A chuckle came across the connection, and there was a moment of silence. "Beginning transfer now, Mizuno-san. This is likely going to take several hours. Do you have any other instructions?"

"Let me think," she said, pausing her walk and pursing her lips. "Steal some storage space and processor time from the orbital mapping system."

"Mizuno-san! We can't do that, we need that survey data—"

"Have a little more faith in the people who are mapping on foot. And I didn't say all, just their own functions. We want to keep adding the incoming packets to the database, after all, but they can fill in for some of the missing persons identification database functions, until the new core is verified."

"Understood," the reply came, much subdued. "What do we do if the core is not salvageable?"

"I have a friend with connections, if it gets to that," she said quietly. "But we'll try not to bother him at the moment. Now if you'll excuse me, I need to monitor Selene's functions before we move on to the new core."

"Okay, Mizuno-san. Stealing processor cycles from the satellite network now."

She shook her head, removing the headset, and tucking it into a pocket. Striding across a few more steps of the black marble beneath her feet, she approached a large crystalline sarcophagus. Her laptop slid into a small pocket on one side of the structure, as lights began to blink on, brightening the interior of the large room.

"Good morning, Selene," she whispered as her laptop opened connections to a very important computer, the one that maintained the environmental functions of the crystalline formation before her. She took a few steps to one side, leaning across the flat top, and brushing aside a layer of ice crystals, peering within. "And hello to you, too."

She sighed, crossing her arms over her chest. "I suppose Mamoru got lucky, just going into hibernation," Ami reasoned. "Higurashi got worse, after all…. I hope I live long enough to see you wake up, Usagi.

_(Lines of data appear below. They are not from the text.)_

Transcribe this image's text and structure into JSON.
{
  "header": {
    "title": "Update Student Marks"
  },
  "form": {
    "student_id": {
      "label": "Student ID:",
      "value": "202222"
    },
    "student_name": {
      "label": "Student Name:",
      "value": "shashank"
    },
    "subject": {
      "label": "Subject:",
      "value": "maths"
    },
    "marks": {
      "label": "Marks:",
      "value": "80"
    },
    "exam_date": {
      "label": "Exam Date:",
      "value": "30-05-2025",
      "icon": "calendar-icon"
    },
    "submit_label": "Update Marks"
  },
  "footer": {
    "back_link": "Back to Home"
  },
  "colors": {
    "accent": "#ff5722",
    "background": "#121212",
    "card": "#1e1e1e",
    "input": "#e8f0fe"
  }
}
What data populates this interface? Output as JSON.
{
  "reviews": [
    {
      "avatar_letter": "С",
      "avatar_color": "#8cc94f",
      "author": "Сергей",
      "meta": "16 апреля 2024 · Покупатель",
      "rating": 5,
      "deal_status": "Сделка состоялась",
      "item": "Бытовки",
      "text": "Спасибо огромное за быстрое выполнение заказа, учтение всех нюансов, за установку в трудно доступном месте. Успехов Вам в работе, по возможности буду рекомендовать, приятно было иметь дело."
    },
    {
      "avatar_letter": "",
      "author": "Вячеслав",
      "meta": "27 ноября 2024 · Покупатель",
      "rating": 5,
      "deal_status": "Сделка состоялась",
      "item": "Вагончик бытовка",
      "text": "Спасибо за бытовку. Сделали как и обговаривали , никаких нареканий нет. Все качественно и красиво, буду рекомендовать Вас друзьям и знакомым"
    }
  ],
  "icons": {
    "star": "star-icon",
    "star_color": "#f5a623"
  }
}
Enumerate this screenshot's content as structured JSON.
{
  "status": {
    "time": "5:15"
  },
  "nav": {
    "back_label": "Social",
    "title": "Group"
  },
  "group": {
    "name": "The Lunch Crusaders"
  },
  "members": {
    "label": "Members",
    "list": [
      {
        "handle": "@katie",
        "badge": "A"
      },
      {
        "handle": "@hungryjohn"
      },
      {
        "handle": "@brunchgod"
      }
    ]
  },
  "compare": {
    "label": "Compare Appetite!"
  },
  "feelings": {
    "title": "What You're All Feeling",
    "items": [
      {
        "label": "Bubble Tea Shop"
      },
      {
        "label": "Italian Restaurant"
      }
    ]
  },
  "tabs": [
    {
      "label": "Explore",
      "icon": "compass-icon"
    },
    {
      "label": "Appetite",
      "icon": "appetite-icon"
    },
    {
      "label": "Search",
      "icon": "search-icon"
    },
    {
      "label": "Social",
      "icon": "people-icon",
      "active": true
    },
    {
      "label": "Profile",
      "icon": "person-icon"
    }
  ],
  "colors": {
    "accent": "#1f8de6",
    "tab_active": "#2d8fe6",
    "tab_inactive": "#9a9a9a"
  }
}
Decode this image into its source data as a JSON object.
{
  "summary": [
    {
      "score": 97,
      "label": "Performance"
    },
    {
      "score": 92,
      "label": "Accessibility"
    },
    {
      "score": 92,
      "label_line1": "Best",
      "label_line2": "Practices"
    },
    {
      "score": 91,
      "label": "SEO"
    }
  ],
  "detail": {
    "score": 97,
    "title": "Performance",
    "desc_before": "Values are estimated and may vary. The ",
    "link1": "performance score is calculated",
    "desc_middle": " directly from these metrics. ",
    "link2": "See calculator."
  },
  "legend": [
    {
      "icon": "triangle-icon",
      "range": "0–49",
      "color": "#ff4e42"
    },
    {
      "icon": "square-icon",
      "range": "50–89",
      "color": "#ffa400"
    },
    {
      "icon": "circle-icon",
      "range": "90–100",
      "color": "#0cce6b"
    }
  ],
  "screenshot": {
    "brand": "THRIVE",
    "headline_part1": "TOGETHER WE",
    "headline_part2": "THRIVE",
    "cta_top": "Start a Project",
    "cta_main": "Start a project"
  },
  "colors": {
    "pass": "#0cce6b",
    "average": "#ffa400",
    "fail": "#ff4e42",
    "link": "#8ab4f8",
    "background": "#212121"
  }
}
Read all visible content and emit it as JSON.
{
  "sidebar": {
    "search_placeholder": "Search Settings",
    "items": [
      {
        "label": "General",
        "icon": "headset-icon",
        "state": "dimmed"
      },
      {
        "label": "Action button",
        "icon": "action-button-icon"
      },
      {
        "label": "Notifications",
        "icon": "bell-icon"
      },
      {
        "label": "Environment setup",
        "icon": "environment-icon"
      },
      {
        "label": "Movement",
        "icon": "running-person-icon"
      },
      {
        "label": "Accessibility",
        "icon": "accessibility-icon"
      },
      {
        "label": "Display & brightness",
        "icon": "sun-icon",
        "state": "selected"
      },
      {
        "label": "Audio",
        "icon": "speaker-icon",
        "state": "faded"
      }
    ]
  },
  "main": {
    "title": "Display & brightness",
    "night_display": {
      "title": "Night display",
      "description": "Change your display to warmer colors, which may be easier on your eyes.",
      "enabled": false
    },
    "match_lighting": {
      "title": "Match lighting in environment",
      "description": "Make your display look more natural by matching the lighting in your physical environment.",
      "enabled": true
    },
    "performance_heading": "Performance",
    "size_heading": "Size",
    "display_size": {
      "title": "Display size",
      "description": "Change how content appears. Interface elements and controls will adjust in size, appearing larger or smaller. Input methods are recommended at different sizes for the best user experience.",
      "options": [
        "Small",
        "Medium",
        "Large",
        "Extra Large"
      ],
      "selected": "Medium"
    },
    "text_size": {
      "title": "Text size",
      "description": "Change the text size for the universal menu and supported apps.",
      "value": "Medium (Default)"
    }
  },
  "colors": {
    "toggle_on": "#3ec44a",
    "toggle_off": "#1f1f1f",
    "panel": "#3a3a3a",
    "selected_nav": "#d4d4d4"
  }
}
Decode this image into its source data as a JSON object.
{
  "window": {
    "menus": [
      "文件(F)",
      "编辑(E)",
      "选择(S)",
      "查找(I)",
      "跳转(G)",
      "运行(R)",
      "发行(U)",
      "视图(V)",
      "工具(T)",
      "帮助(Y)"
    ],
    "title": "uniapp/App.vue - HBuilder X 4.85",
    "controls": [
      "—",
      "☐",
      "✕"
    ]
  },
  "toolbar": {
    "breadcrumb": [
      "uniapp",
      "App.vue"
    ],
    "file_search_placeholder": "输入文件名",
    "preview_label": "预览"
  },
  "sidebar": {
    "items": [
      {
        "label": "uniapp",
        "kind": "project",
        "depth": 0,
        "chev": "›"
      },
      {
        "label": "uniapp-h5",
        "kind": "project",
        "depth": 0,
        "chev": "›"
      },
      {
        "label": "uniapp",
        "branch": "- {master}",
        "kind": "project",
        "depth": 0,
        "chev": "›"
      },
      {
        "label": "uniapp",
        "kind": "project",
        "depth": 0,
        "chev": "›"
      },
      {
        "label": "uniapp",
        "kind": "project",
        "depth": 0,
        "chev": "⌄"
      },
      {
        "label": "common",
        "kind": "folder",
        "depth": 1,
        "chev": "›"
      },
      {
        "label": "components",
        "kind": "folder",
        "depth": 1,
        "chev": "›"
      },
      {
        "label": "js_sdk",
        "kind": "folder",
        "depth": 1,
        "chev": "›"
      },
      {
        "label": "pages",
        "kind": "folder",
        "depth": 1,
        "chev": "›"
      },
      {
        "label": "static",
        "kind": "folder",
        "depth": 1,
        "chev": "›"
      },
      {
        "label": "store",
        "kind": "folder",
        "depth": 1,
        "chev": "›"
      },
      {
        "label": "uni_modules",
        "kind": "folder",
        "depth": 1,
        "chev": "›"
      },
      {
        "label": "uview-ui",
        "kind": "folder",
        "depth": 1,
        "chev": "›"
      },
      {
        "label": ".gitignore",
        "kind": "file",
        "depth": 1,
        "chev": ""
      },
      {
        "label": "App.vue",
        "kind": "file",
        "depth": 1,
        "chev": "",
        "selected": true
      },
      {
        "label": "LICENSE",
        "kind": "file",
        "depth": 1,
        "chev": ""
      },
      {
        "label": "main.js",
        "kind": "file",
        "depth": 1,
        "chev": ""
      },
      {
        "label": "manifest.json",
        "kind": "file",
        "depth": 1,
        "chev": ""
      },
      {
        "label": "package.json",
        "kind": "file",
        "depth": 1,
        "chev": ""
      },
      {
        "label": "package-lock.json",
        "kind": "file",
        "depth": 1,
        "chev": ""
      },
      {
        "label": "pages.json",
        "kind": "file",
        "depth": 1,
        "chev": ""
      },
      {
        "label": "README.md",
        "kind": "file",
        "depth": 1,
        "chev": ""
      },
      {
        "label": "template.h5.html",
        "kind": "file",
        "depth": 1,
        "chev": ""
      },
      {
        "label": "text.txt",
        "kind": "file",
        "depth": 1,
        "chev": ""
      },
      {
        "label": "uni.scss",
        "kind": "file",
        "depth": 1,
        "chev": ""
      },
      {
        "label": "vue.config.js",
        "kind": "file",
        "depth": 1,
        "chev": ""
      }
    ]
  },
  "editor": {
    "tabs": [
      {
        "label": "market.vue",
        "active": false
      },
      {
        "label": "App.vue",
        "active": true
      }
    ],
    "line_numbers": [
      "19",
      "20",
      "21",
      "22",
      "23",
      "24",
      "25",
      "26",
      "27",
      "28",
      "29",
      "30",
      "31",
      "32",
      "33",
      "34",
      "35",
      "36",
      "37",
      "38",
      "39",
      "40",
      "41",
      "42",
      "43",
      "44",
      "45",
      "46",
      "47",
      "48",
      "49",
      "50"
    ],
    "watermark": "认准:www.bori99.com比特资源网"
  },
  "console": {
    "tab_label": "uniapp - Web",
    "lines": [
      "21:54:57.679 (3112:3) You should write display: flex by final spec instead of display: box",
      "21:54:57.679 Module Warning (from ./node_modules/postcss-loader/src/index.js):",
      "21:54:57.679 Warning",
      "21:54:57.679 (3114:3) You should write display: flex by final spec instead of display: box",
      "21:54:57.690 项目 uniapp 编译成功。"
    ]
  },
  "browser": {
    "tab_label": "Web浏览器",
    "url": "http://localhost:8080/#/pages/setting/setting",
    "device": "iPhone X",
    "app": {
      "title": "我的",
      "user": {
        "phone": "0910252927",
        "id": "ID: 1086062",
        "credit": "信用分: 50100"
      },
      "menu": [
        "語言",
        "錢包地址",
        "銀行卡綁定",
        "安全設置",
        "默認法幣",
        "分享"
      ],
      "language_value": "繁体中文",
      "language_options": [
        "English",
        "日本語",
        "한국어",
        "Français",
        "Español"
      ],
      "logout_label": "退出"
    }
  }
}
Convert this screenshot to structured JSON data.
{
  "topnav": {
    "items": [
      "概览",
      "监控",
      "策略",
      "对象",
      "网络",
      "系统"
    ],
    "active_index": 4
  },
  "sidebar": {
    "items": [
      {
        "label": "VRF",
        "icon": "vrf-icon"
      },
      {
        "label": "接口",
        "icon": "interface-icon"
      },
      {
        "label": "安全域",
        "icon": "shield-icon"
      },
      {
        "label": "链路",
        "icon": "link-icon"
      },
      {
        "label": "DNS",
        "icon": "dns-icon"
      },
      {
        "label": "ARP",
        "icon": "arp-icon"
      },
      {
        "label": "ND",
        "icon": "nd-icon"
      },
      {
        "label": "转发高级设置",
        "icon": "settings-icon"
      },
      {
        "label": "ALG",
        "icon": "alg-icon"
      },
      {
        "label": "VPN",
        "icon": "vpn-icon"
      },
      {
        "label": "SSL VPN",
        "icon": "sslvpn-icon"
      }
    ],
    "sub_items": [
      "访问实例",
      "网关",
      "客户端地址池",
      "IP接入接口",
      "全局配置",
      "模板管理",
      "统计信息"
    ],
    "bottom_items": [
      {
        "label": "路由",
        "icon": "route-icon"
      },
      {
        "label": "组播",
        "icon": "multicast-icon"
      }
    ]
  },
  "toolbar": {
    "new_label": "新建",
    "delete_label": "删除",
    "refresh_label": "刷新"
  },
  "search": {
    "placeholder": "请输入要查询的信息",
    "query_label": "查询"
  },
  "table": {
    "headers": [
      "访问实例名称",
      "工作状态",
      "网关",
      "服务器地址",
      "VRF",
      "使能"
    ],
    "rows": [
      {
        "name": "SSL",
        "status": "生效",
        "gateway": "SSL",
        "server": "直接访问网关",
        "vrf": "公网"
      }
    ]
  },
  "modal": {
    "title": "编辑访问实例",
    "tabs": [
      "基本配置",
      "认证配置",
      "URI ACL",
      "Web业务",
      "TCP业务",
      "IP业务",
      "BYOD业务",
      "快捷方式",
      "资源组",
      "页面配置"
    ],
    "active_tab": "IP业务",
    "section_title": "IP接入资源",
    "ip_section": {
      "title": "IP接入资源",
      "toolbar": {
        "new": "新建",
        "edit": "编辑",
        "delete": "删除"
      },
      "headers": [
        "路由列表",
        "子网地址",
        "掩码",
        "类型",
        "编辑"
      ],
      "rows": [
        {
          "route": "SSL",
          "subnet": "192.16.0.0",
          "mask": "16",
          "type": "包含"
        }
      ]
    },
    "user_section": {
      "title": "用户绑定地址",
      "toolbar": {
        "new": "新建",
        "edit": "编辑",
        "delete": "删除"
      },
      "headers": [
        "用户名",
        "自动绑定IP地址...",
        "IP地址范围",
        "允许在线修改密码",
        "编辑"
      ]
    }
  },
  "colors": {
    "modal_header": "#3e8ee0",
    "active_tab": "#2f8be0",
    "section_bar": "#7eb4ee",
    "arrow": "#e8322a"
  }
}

And… When the Earth thaws enough for him to wake up, you will, too."


"Will you be going outside today?"

That, of course, was the question, and one she wasn't certain she was up to answering.

Outside was so bright and cheerful….

"No," she whispered. "I… I think I'll stay inside today."

"You… you can't stay inside forever, you know. I…. I don't know what I would have done if Haruka had… had…. I have sympathy for you, but you can't stay inside forever. Do you really think it would make him happy to see you so sad?"

"No," she whispered again, eyes brimming with tears. "I know he wouldn't be happy. He would want me to be happy. To go outside and enjoy what he won for all of us… and whenever I go outside I'm reminded of him again, and it hurts."

There was a moment of silence then, her hands carefully clutching a carefully preserved silk handkerchief and dabbing at her tears. "Maybe… maybe tomorrow I can go outside, but not today. Please, Michiru, not today."

"Okay, Hotaru. I…. We'll go for a walk tomorrow. Maybe we'll look at some of the new parks they're building."

"That… that would be nice," Hotaru said quietly. "I…. I will try."

Michiru smiled softly. "I know you can do it."


Sitting beneath a short sapling, a woman allowed herself a moment of reflection. "So much lost, and at the same, so much gained," she mused, one hand resting atop a book in her lap. "You'd think I would be more resentful, but for some reason, I'm not."

"Resentful?" a small black cat asked slyly. "I never took you for the type!"

"Oh, hush," she chastised the cat. "I was saying that even though the future has been changed beyond anything I ever knew, I can't help but think that maybe it's better for it. That's all that I meant."

"Of course," a small white cat said, yawning widely as he did so. "Which is why you're on your political fact-finding mission…."

"… by reading books of poetry," the black cat concluded.

Narrowing her eyes slightly, the woman grumbled, "I don't need to listen to you two."

"You know, I think I know where that man — Yosho, was his name? I think I know where he lives," Artemis commented.

"Do you? How interesting," Luna responded. "But I don't suppose anyone here would be overly concerned with that information, do you?"

Unable to resist smiling, Setsuna shook her head. "I never spent any time with him like that," she asserted. "But… maybe now would be a good time to start…."

 

 


Author's notes: And thusly is concluded book one of Process of Elimination.